O que distingue a discriminação presente num PIN de um tribunal especial para grandes investidores?

Tanto no caso dos PIN + (Projetos de Potencial Interesse Nacional +) como numa proposta de criação de um tribunal especial para grandes investimentos (visando em particular grandes investimentos estrangeiros) há uma constante evidente: privilegiar um grupo específico. E quando se privilegia um grupo, num mercado concorrencial, está-se inevitavelmente a introduzir uma desvantagem para quem não se qualifica entre os que se quer privilegiar.

Estas desvantagens, provavelmente por serem difíceis de medir, quando confrontadas com a vantagem “redonda” de um projeto de investimento de grandes números têm vindo a ser desprezadas com cada vez maior frequência no desenho de políticas do Estado, políticas que vêm fazendo escola, quer entre partidos supostamente mais liberais, quer entre partido supostamente mais estatistas.

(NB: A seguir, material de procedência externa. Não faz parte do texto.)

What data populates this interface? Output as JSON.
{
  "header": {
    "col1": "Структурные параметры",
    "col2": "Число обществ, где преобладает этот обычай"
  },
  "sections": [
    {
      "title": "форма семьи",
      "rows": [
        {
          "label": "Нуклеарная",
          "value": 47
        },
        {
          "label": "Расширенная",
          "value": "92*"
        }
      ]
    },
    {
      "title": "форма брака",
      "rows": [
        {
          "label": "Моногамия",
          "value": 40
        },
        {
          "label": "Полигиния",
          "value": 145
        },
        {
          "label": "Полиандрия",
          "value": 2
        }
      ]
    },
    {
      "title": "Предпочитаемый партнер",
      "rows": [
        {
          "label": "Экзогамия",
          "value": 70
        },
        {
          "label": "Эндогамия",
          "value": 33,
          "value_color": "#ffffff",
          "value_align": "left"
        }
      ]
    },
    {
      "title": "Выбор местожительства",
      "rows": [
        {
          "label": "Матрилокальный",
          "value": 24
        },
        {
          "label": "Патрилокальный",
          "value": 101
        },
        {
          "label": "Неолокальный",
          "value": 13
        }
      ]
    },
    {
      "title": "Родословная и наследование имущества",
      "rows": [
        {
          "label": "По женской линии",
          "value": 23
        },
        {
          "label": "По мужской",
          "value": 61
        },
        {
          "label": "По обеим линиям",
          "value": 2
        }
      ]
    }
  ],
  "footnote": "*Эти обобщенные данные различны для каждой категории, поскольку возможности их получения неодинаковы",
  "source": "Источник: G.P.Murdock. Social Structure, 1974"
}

Ainda assim, há alguns aspetos diferenciadores entre termos um governo que desenha  arbitrariamente um novo regime para servir um grande investimento dificilmente repetível (veja-se a reconversão das refinarias da GALP) e um governo que pretende instituir no próprio sistema judicial, dos procedimentos aos recursos afetos, um tratamento diferenciado.

No primeiro caso, produzir à medida um PIN + por mais arbitrário que seja gerará inevitavelmente um evento com projeção mediática e o seu inevitável escrutínio político. Ou seja, na prática, estaremos perante algo que será mais próximo de um episódio de política industrial do Estado (em parceria com um privado) . O julgamento será claramente político, a situação espera-se, repito, que seja excecional. Todas as reservas feitas nos primeiros parágrafos se aplicam, mas o evento é ad hoc. Uma eventual exceção dentro da regra de não discriminação de tratamento entre agente económicos e cidadãos. Os riscos de favorecimento ilícito e corrupção, pelo alto perfil mediático, deveria estar muito limitados e o impacto líquido singular (no duplo sentido) na economia poderia assumir-se como claramente positivo.

No caso de instituir ou embutir no sistema de justiça um tribunal especial, com recursos diferenciados e regras processuais também diferenciadas ao qual só pode aceder quem tem um volume de investimento no país acima de um determinado montante, visando em particular favorecer capital estrangeiros, estamos a levar a discriminação positiva para um outro nível e magnitude.

Note-se que o sistema judicial vigente já se organiza por “gravidade” ou relevância monetária das matérias em disputa com várias instâncias judiciais, a começar nos julgados de paz e tendo em paralelo e em complemento ao sistema clássico os tribunais arbitrais. Formalizar na organização judicial tribunais que se espera, por operarem com aquilo que estará a faltar aos restantes, fiquem isolados dos problemas da justiça, implica entrarmos num campeonato diferente de discriminação e de institucionalização da dualidade de tratamento entre cidadãos e organizações.

Esta desistência de operar sobre o todo, que terá começado com muito boas intenções e até em resposta a alguma práticas de outros Estados, por exemplo lidando com exceções imperativas como os PIN + (e, em menor grau com os próprios PIN), tem vindo a fazer escola com a replicação de regimes de exceção sempre numa lógica muito próxima de “os fins justificam os meios”. Recentemente tivemos a discriminação positiva dos “vistos dourados” através da qual se vendem vistos de residência a troco de investimento de meio milhão de euros, agora temos, na sequência da escalada, vinda do principal partido da oposição, a proposta da criação de uma estrutura judicial diferenciada, para beneficiar quem investir muito de uma vez no país. Esta proposta que será, de momento, o pináculo deste caminho,  “condena”, sublinhe-se, entre outros, as sempre elogiadas pequenas e médias empresas (e respetivos investidores) a subsistirem no sistema judicial que explicitamente se reconhece como deficiente e impeditivo. Um sistema especial que se espera, para pegar nas palavras recentes de Carlos Zorrinho (que coordena a elaboração do programa eleitoral do PS), venha a contagiar o remanescente sistema judicial.

Talvez fosse a altura de repensar toda esta multiplicação de regimes e de cedências algo desesperadas dos sucessivos governos: afinal, a “alma” de um Estado de Direito, de uma democracia, de uma economia social de mercado e de uma comunidade-nação não são “ativos” que resistam a todo o tipo de atropelos e descaracterizações. A mensagem mais forte que por aqui se identifica é a da desistência de reformar o funcionamento do Estado e de renovar o contrato social que se estabelece no nosso país.